Dairy permit OK'd
But the town of Bradford as well as the state of Wisconsin and at least two other Rock County towns are taking a close look at the dairy's plans to apply watered-down manure through center-pivot irrigators onto growing crops.
The town board Wednesday unanimously approved a conditional-use permit for the dairy farm itself. The vote followed a unanimous recommendation from the town's planning and zoning commission.
The permit has 13 conditions that reiterate the need for the farm to operate under state regulations. The state livestock siting law bans municipalities from creating ordinances that are more restrictive than state regulations.
The permit does not have any authority over the 10 wastewater irrigators that are part of the proposal. The town could change its zoning ordinance to regulate such manure-application systems, town attorney Dave Moore said.
The board and planning commission reviewed a draft ordinance change Moore wrote as an example and voted to table the change until members can learn more about the issue.
"We just feel we need more information," plan commission Chairman Leland Peich said.
The draft amendment regulates, rather than bans, center-pivot application. The town could decide on a case-by-case basis if or how other producers could use irrigators to apply manure to fields, Moore said.
The town of Johnstown in January voted to ban center-pivot waste application. Johnstown is just north of Bradford, and some of Rock Prairie Dairy's proposed pivots are in Johnstown Township.
The town of Harmony, which is between Johnstown and the city of Janesville, this week directed Moore to draft a zoning ordinance amendment prohibiting center-pivot manure application, Moore said.
No pivots are proposed in Harmony Township.

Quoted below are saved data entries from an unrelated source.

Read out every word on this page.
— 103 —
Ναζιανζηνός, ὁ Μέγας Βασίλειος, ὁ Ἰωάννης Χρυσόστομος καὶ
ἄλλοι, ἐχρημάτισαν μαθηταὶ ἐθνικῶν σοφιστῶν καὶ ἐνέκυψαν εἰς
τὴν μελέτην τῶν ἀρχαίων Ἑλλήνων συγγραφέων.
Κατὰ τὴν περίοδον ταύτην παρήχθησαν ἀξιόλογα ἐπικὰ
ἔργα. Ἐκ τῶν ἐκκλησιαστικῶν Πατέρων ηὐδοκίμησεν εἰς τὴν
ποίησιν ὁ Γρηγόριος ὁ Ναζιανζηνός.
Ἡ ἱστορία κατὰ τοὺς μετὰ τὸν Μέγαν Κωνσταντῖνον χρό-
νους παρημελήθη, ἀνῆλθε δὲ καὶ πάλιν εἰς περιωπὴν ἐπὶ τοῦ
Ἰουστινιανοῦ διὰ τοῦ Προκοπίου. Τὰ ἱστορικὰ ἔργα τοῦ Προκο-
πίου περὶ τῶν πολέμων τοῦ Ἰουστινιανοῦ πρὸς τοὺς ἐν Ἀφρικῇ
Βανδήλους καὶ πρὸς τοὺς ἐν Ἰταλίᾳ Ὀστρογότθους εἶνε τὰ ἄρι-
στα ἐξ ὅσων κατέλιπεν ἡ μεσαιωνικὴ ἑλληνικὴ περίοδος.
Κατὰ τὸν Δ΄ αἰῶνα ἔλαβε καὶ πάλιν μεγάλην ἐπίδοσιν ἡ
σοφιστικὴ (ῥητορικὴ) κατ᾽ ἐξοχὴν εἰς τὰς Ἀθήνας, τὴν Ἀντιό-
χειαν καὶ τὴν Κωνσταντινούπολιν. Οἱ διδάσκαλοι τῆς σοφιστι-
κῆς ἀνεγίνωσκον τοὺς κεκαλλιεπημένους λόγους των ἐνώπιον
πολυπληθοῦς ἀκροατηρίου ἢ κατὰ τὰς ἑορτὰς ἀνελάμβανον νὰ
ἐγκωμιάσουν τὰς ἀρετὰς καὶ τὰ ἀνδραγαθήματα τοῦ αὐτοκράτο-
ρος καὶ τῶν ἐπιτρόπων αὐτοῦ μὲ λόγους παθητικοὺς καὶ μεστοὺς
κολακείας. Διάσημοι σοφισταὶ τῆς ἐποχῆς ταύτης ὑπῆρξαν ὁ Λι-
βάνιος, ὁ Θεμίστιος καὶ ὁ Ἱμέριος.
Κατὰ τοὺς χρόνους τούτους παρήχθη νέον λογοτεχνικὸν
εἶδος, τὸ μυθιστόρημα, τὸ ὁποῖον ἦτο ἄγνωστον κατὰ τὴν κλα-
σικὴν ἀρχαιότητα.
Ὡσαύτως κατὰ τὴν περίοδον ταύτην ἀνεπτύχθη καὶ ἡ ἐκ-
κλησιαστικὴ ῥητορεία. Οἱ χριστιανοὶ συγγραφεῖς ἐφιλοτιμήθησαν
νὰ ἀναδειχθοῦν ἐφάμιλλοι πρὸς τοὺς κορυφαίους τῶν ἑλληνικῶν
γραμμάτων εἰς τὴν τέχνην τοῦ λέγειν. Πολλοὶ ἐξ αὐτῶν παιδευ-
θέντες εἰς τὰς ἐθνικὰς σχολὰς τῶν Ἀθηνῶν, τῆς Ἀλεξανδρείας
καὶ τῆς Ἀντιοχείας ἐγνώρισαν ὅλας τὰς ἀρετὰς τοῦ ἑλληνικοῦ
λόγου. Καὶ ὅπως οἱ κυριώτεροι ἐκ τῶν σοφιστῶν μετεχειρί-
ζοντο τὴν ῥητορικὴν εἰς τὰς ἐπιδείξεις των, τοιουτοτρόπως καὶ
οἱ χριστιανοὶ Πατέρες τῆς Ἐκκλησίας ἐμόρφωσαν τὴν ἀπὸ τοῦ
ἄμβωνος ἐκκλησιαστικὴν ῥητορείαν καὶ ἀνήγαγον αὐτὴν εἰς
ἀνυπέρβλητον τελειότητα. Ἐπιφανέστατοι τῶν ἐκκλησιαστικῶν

The Wisconsin Department of Natural Resources continues to study the center-pivot proposal, wastewater engineer Mark Cain said. Such systems are common in the West but are rare in Wisconsin.
Nebraska dairy farmer Todd Tuls has applied for several DNR permits. The most detailed is the state's wastewater permit, which acts as the state's operating permit for large livestock facilities.
Tuls can break ground before he gets that permit, but he can't operate without it.
The DNR plans to meet with Tuls and his staff as well as representatives from the Wisconsin Department of Health to talk about possible risks to human health from the center pivots, DNR wastewater engineer Mark Cain said. Cain wants to gather information about those risks before the DNR hosts a public hearing for the wastewater permit, he said.
There is no rush to permit the sprayers, because the farm won't spread manure for at least a year, Cain said.
Tuls plans to break ground soon and could have the farm built this fall, according to DNR documents. He could move some cows from Nebraska and start milking them by the end of the year, he has said. Manure would be stored until spring.
If Tuls were not able to use center pivots, he could still operate his farm, he said at Wednesday's meeting. He would use dragline systems to inject liquid manure into the soil in the spring and fall as well as spread some manure solids in the fall.
He already plans to use these two methods in addition to the center pivots. If he couldn't use pivots, Tuls would need to add some acreage to his nutrient-management plan to spread manure. He already has contracts with landowners on more acres than he needs in his current plan, he said.
The farm would take up 160 acres and include six large barns as well as storage for 80 million gallons of waste.